Preliminary evidence also suggests the Omicron variant predominantly affects the upper airways.
According to the ZOE App study, the top 20 Covid symptoms are:
- Sore throat – seen in 58 percent percent of patients
- Headache – 49 percent
- Blocked nose – 40 percent
- Cough with phlegm – 37 percent
- Hoarse voice – 35 percent
- Sneezing – 32 percent
- Fatigue – 27 percent
- Muscle pains/ache – 25 percent
- Dizzy light-headed – 18 percent
- Swollen neck glands – 15 percent
- Eye soreness – 14 percent
- Altered smell – 13 percent
- Chest pain tightness – 13 percent
- Fever – 13 percent
- Chills or shivers – 12 percent
- Shortness of breath – 11 percent
- Earache – 11 percent
- Loss of smell – 10 percent.
The findings chime with a previous report published in the BMJ, which states: “Patients with the omicron variant were found to be 24 percent more likely to develop a hoarse voice than those with Delta.”
White House COVID Response Coordinator Doctor Ashish Jha, explained the BA.5. strain is “incredibly immune-evasive”.
He continued: “People who were infected three months ago were seeing high levels of reinfections.
“People who have now been a booster for a while, not [got] a vaccine shot in a while, we’re now seeing a lot of breakthrough infections.”
Fortunately, there is little evidence that the variant causes more serious disease or is more dangerous than previous strains.
However, the finding that it is causing reinfection has taken researchers by surprise, as this trend wasn’t seen with previous strains.
It has previously been believed that an infection from coronavirus and the vaccine would offer lasting protection against reinfection.
But since the Omicron variant was first detected, the number of people reinfected with coronavirus has grown sharply.
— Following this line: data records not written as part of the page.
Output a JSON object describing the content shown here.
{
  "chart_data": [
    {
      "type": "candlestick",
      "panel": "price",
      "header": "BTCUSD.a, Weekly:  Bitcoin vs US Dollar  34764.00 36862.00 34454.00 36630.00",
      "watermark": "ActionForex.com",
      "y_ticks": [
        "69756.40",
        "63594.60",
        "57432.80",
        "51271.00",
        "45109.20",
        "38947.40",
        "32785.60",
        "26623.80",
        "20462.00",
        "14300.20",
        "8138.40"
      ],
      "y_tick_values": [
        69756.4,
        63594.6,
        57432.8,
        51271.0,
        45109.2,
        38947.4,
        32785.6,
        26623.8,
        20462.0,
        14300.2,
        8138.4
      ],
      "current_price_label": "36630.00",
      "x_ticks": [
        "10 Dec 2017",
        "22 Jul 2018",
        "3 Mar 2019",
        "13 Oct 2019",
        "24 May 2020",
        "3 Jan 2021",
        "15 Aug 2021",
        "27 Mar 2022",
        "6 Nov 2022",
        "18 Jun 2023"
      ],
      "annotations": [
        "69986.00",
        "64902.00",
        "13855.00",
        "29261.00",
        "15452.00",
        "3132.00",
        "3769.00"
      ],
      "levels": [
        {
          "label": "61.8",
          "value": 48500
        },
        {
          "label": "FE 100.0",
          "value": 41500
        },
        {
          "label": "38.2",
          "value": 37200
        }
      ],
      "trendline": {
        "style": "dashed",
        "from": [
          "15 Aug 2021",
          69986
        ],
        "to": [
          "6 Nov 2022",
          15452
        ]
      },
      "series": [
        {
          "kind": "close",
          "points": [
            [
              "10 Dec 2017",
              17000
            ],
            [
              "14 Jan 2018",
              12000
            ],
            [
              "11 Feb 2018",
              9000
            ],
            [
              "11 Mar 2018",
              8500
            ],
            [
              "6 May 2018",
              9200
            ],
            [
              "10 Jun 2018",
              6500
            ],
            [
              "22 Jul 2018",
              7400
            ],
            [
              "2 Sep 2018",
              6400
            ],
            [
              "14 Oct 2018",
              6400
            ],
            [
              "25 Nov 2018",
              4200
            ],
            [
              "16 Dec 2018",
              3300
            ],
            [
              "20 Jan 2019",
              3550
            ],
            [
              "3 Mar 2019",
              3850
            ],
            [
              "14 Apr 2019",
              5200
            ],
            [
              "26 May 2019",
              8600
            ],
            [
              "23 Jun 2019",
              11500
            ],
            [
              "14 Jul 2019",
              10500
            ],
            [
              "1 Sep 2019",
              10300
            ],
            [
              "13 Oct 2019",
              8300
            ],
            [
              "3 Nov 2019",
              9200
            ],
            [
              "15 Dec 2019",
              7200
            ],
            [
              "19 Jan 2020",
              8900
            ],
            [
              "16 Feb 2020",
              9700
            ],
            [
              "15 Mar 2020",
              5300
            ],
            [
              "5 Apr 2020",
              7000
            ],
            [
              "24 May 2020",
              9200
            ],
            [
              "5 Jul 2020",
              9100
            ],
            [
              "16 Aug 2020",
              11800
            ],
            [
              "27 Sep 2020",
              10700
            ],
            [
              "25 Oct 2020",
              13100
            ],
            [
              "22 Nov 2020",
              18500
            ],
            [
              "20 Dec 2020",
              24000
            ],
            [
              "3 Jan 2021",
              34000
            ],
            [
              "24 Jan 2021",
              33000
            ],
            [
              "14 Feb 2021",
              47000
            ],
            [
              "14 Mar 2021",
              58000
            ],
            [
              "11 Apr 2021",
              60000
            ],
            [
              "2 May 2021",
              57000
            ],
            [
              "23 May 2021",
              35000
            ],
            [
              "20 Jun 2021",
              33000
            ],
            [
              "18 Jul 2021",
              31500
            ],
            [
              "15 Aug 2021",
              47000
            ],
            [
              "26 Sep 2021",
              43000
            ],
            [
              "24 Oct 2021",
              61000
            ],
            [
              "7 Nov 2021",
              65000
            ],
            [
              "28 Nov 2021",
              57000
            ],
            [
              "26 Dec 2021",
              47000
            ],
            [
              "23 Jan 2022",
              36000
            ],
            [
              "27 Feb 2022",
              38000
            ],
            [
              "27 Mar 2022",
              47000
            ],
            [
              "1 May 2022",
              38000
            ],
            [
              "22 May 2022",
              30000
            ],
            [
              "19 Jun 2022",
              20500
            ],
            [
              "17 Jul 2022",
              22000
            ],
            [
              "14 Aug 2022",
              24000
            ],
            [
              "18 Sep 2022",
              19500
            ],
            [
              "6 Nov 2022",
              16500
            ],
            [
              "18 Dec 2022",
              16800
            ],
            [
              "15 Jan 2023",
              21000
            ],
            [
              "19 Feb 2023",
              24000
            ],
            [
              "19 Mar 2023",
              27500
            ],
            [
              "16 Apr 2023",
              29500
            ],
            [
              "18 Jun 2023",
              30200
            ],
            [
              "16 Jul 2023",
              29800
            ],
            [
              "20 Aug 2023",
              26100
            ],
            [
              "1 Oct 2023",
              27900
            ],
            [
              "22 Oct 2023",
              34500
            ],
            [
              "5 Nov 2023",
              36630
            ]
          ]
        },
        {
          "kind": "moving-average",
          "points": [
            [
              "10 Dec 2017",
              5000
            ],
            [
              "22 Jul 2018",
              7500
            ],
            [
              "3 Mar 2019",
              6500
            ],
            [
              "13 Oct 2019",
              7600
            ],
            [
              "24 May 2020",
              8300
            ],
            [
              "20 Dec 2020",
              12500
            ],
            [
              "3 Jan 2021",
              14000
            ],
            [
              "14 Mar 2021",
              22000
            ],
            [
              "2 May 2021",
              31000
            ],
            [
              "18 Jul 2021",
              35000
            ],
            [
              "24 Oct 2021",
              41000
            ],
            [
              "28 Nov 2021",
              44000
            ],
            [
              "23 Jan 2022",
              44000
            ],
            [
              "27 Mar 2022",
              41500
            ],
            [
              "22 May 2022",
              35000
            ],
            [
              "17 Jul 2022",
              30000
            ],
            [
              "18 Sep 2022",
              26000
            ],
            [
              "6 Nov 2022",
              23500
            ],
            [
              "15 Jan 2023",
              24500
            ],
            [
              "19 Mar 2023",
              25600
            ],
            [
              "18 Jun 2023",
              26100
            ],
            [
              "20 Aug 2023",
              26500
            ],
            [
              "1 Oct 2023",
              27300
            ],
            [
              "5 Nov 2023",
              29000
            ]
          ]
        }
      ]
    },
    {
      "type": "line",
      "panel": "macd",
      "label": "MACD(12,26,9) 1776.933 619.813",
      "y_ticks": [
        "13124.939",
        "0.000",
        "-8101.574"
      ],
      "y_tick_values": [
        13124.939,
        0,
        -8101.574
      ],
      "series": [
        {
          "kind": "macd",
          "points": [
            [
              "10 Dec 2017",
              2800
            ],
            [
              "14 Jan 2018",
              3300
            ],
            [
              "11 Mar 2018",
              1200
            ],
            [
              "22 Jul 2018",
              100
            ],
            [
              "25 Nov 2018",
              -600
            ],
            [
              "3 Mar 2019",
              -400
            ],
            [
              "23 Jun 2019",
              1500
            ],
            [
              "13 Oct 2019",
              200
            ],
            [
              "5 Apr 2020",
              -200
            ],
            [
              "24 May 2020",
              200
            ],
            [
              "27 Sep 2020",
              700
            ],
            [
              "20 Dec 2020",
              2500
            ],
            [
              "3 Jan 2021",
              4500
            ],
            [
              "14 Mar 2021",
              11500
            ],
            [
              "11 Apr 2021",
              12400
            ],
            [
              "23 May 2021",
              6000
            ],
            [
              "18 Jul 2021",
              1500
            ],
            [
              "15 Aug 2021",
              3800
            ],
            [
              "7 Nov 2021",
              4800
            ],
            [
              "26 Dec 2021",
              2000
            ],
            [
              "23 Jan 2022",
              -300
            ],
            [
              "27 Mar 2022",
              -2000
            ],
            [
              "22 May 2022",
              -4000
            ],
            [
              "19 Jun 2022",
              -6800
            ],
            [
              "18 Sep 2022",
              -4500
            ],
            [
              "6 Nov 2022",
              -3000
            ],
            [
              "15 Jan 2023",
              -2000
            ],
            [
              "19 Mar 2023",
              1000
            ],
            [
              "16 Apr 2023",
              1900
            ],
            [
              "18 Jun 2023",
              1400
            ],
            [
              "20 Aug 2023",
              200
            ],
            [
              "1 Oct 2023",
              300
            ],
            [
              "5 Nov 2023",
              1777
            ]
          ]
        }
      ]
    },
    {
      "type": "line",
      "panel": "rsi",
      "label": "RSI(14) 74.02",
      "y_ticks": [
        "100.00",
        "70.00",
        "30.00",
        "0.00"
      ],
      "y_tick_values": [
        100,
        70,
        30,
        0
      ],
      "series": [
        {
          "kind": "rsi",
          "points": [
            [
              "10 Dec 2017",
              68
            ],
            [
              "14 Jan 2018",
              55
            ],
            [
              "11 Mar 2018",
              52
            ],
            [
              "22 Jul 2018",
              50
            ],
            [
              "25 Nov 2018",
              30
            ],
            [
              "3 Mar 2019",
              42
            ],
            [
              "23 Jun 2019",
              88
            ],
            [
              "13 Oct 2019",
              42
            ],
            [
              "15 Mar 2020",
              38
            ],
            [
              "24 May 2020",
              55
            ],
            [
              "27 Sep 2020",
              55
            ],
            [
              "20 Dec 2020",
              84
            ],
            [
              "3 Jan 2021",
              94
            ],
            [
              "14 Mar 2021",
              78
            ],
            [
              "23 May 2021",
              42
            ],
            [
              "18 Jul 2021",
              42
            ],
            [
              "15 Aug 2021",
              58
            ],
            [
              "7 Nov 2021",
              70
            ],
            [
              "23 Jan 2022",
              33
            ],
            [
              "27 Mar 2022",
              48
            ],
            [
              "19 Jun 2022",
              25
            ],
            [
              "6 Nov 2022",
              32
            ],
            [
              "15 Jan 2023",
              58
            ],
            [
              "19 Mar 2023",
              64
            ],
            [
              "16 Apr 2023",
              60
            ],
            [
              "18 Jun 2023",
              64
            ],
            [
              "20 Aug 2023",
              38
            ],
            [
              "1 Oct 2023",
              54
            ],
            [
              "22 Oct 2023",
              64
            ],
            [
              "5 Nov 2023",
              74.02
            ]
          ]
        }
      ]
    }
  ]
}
The interval between reinfections tends to range from 90 days to 650 days – but on average the period is about a year.
Professor Tim Spector, who leads the ZOE Health Study, said: “Covid is still rampant in the population.
“Even if people have had a past infection and are fully vaccinated, people are still catching it.
“Although we all want to make the most of the good weather, people will need to decide for themselves whether going to large events, working from the office or using busy public transport is worth the risk.”
Although new variants are expected to emerge as the virus evolves, the vaccines will allow fewer opportunities for the virus to mutate.